Я тупо стоял на своем:

— Ну, напишите.

— Чести много! — сказал Федотыч.

Я взял рукопись, взял сам, перегнувшись вперед, чтобы не заставлять его лишний раз брать в руки эту слякоть, отпечатанную на редакционной машинке, на стандартных листах со стандартными полями. Я взял ее сам и пошел к выходу. А уже в дверях проговорил, прислушиваясь к невнятному копошению в мозгу:

— Ладно, Алексей Федотович. Помните — вы дали честное слово…

Он ответил, еще в запале:

— Не бойся, не откажусь!

Я сказал:

— Я знаю. Я просто хочу, чтобы вы об этом помнили.

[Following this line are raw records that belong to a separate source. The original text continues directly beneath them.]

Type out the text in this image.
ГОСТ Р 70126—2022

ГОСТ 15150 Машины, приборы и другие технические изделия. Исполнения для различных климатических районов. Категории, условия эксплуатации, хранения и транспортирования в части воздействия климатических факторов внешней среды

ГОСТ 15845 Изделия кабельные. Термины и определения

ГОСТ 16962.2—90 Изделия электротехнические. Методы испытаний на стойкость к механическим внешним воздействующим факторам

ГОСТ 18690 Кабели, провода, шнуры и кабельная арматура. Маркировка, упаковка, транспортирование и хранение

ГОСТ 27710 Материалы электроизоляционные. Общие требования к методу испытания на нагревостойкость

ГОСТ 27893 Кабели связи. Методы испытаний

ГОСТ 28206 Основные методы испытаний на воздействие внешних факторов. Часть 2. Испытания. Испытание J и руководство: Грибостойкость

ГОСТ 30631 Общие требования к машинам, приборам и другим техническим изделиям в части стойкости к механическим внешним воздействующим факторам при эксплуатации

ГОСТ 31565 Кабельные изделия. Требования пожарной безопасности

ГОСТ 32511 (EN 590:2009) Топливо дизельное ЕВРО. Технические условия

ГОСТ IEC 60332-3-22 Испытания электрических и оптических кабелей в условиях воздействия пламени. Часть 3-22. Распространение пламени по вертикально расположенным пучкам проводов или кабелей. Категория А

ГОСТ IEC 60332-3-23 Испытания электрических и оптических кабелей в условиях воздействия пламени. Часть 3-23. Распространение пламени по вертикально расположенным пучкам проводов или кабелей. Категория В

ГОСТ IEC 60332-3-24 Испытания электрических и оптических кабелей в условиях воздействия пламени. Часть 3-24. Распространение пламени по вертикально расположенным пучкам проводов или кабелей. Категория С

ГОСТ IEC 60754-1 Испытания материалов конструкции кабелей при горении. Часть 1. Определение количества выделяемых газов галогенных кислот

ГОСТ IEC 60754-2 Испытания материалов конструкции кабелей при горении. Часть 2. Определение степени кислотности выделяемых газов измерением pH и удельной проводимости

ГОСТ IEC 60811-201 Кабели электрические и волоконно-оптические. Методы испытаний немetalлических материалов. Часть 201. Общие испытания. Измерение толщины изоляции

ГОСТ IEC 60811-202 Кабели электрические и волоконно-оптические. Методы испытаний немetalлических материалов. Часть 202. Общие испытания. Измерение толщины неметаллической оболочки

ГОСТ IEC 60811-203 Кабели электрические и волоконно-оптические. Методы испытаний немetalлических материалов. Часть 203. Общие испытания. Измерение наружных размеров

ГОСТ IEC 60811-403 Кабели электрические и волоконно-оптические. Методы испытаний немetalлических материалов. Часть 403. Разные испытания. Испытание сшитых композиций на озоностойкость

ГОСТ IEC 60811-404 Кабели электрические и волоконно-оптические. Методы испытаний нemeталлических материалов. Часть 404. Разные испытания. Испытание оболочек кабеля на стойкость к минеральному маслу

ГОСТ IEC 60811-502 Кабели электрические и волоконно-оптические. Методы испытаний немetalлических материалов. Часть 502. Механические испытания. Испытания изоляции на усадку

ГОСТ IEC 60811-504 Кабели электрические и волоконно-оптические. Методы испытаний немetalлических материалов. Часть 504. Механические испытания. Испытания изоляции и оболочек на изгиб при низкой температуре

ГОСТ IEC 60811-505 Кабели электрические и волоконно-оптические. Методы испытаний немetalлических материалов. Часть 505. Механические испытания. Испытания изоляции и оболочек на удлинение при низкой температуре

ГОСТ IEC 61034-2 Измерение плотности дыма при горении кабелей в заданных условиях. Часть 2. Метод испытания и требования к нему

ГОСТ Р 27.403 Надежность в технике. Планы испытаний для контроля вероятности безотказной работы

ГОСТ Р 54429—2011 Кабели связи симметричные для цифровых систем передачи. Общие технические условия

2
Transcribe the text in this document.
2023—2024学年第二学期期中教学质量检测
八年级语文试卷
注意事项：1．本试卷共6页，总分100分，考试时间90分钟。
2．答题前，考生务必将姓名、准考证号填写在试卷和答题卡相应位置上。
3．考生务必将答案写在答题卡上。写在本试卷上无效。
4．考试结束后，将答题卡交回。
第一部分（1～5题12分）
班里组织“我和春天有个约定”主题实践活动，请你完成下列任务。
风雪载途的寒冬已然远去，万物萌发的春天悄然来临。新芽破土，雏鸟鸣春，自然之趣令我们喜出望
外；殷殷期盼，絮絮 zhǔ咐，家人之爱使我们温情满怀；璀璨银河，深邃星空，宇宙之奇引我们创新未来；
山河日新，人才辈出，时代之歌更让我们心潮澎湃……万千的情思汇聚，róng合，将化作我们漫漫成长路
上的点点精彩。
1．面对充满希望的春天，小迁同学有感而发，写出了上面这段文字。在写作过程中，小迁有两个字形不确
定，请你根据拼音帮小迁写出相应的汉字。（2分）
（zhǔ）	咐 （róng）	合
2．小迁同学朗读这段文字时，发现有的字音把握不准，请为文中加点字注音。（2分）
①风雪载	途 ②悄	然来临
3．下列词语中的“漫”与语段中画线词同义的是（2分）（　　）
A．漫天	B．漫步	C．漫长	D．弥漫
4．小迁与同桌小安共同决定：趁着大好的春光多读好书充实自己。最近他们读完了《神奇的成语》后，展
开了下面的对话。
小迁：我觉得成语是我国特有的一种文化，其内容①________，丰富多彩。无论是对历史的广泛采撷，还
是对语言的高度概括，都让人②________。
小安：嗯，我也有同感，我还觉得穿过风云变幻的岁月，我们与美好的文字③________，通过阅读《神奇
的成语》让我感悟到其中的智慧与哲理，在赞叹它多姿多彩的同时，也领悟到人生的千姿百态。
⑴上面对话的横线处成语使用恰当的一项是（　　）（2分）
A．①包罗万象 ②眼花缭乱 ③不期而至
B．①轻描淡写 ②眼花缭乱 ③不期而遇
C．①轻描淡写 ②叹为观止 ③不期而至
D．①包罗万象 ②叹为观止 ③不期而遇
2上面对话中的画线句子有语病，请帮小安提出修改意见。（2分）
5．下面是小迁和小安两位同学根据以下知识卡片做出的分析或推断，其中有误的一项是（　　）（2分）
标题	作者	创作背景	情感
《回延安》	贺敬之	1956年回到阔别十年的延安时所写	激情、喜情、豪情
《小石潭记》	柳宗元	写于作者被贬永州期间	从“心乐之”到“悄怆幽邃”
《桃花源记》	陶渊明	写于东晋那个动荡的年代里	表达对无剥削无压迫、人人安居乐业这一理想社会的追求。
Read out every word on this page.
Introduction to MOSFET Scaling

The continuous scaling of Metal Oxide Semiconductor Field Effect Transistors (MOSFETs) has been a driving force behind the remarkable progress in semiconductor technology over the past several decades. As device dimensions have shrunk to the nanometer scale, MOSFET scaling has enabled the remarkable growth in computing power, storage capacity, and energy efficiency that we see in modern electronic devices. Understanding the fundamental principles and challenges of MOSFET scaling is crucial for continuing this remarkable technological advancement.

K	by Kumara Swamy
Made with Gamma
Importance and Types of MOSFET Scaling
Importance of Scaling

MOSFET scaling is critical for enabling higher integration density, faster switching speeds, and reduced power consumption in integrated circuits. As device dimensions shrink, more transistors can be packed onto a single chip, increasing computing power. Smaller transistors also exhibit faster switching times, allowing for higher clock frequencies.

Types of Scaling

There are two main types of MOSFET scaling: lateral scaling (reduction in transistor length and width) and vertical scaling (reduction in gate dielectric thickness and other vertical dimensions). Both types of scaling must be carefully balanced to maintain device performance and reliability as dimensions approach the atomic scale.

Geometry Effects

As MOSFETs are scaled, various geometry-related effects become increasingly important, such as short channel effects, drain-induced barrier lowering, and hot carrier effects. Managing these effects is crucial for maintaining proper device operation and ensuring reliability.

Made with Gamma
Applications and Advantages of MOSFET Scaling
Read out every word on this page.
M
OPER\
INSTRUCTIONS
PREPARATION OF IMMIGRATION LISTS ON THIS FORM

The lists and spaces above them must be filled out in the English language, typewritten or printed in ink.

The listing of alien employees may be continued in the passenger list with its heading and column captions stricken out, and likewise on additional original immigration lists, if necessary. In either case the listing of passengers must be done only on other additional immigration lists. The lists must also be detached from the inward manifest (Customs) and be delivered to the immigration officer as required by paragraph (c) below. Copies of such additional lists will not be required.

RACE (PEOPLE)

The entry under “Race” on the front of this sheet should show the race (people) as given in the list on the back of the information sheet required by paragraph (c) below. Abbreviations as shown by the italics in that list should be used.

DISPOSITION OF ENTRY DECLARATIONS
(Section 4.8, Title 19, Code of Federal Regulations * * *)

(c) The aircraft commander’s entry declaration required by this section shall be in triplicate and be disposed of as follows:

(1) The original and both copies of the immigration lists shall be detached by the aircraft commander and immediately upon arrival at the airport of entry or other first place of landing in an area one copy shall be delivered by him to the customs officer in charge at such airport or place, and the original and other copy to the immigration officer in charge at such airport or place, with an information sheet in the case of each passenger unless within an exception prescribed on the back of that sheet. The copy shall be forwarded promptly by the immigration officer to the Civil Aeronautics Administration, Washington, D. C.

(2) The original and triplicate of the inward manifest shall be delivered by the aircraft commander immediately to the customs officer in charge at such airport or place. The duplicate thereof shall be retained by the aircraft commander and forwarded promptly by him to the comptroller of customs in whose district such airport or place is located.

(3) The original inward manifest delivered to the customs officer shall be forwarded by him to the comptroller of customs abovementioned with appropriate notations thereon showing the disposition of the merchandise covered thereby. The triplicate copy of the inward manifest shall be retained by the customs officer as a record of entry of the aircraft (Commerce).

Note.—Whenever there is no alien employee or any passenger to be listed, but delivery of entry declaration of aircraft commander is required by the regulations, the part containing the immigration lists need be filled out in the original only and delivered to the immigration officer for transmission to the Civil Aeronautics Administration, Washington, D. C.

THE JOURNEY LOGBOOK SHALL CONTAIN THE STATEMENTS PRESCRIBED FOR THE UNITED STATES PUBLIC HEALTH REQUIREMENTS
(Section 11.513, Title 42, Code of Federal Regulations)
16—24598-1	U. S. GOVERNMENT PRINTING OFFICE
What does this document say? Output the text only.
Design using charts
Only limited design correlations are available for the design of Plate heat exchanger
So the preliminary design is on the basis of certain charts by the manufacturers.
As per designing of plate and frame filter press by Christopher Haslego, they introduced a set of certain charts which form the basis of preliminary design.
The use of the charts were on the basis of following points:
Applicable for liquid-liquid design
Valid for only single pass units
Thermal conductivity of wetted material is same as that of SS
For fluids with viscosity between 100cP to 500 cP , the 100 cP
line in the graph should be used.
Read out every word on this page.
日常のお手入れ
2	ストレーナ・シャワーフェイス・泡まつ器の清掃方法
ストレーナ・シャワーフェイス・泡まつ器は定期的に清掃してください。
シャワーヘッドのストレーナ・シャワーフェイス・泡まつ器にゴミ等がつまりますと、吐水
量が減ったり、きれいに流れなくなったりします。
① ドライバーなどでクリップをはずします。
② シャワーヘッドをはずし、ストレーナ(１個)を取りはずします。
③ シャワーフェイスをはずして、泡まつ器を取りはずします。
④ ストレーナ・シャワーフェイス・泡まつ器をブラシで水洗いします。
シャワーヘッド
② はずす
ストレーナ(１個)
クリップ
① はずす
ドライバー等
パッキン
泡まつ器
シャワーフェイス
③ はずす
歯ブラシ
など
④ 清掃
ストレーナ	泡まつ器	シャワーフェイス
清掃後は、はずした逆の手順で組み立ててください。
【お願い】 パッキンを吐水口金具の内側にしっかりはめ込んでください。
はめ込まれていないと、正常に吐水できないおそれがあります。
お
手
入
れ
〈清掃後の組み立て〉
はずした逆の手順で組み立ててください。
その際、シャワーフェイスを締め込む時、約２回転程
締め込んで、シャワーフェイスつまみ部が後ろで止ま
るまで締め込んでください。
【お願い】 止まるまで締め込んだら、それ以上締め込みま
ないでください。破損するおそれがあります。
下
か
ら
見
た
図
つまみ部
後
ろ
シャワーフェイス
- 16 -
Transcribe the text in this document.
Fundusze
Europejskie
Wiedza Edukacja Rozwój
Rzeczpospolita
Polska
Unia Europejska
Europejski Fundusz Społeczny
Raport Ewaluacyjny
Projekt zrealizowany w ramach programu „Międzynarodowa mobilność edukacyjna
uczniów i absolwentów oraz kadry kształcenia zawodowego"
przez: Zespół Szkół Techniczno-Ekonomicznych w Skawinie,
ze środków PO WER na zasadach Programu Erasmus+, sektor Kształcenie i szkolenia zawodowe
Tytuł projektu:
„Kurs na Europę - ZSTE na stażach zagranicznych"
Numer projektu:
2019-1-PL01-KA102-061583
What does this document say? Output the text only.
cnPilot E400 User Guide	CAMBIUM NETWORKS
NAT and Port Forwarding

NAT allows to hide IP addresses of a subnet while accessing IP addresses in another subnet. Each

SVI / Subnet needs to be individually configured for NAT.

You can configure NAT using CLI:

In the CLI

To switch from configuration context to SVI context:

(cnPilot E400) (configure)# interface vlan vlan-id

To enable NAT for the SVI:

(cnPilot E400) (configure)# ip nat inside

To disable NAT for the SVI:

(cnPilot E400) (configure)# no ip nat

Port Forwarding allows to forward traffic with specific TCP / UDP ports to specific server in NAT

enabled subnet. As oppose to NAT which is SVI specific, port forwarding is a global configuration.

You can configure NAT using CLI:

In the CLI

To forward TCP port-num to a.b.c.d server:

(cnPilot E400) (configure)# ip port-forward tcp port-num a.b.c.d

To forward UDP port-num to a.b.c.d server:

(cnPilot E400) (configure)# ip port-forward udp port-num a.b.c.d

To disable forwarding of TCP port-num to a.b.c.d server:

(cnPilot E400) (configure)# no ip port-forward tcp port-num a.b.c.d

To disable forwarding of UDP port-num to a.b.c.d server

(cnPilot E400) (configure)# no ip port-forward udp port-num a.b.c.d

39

Я вышел от Федотыча и вежливо попрощался с секретаршей. Потом сел в маршрутное такси и поехал в редакцию. Потом — тяжелая вздыхающая дверь, шепеляво гудящая шахта лифта…

Я чувствовал себя тягостно и странно — как, наверное, мог бы чувствовать себя футляр без содержимого, часы, из которых вынут механизм и которые, собственно, уже и не часы, хоть и соблюдают автоматически видимость полного внутреннего благополучия.

Я никому не врал, врать не собирался — но все–таки воровато оглядывался, боясь встретить знакомого, который мог бы вдруг догадаться… О чем?

Рукопись, свернутую в тугую трусливую трубку, съеженную почти до размеров карандаша, я все еще держал в руках. Выходя из лифта, я вспомнил про нее и выкинул в стоявшую на лестничной площадке урну, предварительно разорвав на лоскутки: как неудобно было оставить ее на столе у Федотыча, так теперь неудобно было перед уборщицей, которая завтра утром вытряхнет из урны в лоток мешанину окурков, конфетных фантиков и отвергнутых стихов.